Капитал извратил всю революцию, все требования были приняты и лишены субстанции, общинное движение в СССР, утопическое движение в США и Израиле (нельзя забывать, что эта страна могла быть создана только после поражения пролетариата, евреи освободились как евреи, а не как люди, произошло уничтожение общинного проекта Бунда, потом проекта Борохова, даже если оба эти проекта были менее радикальны, чем проекты 1848-го), даже упразднение труда стали теперь утопией капитала, потому что они сделали бы людей более поверхностными, лишив этих людей их собственной деятельности. Схожим образом желание создать новые отношения между мужчинами и женщинами превратилось в сексуальную эмансипацию и, как всегда в буржуазно-капиталистическом обществе, мужчина и женщина освободились не как мужчина и женщина, но как два пола, что открыло двери перед коммерциализацией всех эмоциональных и сексуальных отношений.

Но капитал не удовлетворяется поглощением и преобразованием всего человеческого прошлого, коллективное бессознательное становится меркантильным кормом, обсуждаемым различными акулами психоанализа. Капитал хочет колонизировать будущее вида и лишить его любой возможности иного развития, заперев его в жёсткую клетку тотально программируемой повседневной жизни, достигнув таким образом абсолютного господства над человеком.

Революционные движения всё ещё держатся прошлого (слово революционный – это лишь стилистическая уступка здесь) и способствуют омоложению капитала (триумф идеологий третьего мира). Они не могут сделать скачок или осознать и принять разрыв, как нарушение продолжительности, потому что прошлое висит кошмаром на сознании живых людей. В настоящее время можно видеть маятник истории в движении, подъём революционных движений, репрессии, застой этих движений, взлёт капитала, по крайней мере, американского капитала, в течение этого периода, затем ещё один подъём и т.д… США и СССР пытаются извлечь выгоду из этих колебаний, как это можно видеть в Латинской Америке, но движение, которое каждый раз пытается противостоять существующему порядку, натыкается на стену, возвращается к отправной точке и вновь направляется к этой стене, которой оно одержимо… Это всеобщий тупик.
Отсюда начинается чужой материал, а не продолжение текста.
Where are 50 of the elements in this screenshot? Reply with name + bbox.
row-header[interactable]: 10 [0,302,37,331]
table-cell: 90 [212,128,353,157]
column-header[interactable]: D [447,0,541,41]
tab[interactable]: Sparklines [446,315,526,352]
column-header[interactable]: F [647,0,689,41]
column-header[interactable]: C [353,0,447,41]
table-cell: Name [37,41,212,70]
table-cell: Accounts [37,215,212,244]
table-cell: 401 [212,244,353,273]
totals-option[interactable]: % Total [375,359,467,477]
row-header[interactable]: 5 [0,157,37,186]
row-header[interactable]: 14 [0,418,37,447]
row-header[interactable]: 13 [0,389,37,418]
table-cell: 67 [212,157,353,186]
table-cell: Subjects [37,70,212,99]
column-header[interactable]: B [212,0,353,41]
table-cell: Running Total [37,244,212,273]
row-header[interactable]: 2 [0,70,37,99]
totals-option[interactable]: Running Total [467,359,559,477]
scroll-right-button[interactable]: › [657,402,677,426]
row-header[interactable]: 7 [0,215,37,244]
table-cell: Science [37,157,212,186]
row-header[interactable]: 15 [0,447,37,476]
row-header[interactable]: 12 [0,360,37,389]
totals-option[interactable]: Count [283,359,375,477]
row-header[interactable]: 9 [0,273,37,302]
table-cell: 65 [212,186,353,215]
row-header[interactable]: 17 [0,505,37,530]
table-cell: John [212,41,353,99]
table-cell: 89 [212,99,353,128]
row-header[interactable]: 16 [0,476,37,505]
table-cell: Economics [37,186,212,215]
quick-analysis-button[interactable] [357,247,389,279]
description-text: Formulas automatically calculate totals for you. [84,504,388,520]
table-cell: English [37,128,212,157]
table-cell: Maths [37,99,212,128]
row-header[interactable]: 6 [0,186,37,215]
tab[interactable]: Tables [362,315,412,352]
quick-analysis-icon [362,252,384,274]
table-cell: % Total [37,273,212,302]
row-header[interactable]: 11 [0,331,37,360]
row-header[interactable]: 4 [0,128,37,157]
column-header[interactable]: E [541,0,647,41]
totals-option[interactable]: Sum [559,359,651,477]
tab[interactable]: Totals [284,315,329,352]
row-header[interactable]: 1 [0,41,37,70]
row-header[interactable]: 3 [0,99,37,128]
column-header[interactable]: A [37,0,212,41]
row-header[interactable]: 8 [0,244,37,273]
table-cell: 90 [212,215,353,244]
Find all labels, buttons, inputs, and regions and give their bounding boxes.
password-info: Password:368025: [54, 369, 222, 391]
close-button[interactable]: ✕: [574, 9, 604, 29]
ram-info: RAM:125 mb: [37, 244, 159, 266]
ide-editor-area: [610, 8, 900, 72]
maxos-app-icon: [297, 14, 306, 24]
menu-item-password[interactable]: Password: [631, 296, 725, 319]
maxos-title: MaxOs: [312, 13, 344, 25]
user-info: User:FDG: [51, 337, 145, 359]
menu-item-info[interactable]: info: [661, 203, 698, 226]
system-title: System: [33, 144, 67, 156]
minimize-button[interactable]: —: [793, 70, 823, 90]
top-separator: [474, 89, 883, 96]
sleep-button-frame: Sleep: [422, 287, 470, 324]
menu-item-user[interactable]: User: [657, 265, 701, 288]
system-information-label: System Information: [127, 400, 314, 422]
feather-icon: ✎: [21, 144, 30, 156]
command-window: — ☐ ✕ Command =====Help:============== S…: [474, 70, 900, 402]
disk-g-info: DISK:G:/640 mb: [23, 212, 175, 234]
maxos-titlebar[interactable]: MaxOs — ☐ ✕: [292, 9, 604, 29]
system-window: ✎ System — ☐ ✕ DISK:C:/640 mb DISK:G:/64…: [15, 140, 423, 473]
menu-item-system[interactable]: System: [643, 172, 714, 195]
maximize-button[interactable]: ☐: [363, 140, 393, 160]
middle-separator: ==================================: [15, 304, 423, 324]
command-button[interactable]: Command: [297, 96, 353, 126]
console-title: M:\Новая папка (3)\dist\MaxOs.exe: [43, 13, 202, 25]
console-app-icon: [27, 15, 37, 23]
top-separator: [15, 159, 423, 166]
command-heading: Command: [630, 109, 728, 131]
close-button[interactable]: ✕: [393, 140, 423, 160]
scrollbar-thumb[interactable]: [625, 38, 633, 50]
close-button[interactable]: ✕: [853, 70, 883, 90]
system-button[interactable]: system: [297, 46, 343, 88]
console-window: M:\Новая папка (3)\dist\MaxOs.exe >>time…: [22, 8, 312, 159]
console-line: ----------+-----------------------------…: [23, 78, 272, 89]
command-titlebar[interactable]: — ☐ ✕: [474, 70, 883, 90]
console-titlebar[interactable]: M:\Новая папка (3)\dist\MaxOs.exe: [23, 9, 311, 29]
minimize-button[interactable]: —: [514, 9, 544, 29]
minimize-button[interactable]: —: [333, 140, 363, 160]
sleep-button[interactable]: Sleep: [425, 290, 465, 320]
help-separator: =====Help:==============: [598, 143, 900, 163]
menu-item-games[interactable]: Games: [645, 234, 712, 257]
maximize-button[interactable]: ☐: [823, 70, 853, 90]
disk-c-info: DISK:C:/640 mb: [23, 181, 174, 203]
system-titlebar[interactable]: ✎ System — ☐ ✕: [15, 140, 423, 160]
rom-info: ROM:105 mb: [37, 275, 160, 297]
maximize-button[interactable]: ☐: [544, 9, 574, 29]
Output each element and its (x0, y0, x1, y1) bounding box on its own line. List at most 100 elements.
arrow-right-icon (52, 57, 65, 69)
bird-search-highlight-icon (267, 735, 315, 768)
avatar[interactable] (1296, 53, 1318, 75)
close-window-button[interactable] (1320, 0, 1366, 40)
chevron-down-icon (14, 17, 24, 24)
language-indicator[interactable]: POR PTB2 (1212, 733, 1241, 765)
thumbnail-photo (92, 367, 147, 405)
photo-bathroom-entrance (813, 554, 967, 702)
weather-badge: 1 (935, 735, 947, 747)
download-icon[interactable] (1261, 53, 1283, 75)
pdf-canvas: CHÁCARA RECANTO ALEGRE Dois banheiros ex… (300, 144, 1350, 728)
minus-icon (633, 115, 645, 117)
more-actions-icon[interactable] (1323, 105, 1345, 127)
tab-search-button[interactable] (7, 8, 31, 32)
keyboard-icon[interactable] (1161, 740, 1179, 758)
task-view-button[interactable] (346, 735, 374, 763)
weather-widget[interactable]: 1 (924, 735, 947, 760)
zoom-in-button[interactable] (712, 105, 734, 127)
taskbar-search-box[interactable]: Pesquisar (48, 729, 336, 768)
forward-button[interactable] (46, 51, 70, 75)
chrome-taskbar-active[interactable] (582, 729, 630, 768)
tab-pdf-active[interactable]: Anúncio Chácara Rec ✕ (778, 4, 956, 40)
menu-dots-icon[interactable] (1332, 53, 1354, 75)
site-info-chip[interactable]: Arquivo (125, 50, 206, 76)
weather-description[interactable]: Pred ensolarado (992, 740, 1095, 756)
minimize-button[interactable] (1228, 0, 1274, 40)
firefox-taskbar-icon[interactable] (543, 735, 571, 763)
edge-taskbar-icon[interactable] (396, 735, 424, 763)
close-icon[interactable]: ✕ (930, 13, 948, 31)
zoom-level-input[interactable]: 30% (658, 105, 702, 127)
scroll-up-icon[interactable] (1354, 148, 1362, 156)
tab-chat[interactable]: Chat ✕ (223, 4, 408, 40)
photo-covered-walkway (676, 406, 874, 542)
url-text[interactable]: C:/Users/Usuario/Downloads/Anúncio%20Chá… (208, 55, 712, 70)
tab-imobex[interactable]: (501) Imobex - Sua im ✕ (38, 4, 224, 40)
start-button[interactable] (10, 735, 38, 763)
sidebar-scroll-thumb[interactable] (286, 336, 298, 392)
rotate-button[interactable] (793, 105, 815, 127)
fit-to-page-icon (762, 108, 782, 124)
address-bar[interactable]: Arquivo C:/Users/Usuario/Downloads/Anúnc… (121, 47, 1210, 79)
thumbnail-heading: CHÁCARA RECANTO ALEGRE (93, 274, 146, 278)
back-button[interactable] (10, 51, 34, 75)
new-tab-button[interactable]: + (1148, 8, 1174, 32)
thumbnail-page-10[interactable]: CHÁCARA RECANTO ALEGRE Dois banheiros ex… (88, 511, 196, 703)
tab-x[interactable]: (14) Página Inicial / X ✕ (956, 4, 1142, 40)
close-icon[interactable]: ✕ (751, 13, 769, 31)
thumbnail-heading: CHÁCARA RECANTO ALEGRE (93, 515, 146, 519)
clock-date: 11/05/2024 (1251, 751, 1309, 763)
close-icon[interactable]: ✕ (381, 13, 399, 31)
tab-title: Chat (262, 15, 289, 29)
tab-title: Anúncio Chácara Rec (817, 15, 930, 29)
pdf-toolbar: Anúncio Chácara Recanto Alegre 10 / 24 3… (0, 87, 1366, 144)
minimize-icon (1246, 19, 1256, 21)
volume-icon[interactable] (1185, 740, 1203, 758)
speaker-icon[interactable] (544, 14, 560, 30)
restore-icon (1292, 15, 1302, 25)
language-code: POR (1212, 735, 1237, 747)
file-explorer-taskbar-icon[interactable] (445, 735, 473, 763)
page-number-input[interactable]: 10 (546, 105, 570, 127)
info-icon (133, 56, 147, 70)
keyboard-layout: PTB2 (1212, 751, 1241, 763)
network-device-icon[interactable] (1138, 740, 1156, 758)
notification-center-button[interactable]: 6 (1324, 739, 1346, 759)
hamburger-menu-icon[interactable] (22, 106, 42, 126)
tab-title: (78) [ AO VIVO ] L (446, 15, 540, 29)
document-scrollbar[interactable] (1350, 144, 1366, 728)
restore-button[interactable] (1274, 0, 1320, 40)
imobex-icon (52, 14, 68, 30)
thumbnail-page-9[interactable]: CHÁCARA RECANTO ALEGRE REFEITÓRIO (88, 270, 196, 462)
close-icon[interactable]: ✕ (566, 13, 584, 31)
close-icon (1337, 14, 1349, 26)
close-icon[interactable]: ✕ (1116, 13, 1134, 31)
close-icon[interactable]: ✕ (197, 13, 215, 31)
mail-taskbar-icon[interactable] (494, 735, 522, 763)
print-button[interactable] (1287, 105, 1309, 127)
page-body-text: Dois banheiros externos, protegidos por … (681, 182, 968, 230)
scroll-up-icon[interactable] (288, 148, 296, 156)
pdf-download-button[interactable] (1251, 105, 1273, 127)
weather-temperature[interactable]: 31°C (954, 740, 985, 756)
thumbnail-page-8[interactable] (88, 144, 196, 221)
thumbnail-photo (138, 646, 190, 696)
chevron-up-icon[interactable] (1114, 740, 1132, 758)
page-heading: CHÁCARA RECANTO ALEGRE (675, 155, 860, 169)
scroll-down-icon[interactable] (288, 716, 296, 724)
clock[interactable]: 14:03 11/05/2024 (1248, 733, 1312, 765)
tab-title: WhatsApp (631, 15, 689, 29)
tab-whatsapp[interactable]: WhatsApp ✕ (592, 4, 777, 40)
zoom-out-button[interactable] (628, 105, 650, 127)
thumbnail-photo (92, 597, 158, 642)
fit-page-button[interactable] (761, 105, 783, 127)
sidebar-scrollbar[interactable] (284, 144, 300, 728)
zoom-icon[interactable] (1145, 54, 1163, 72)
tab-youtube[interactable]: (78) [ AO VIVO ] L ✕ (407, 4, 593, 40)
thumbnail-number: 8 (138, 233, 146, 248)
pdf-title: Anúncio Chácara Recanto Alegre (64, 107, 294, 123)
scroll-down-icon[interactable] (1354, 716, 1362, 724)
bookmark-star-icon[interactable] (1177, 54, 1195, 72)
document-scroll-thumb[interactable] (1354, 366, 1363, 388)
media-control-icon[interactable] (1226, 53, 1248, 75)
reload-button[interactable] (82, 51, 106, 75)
В некоторых случаях это ещё хуже: происходит простая и чистая бойня, например, бойня палестинцев, в которую совершают прямой или косвенный вклад арабские страны, Израиль и международное `левое крыло". Международное `левое крыло" вводит в заблуждение само себя и палестинцев в отношении своей силы: это `левые", которые ищут своего революционного события, своего Вьетнама!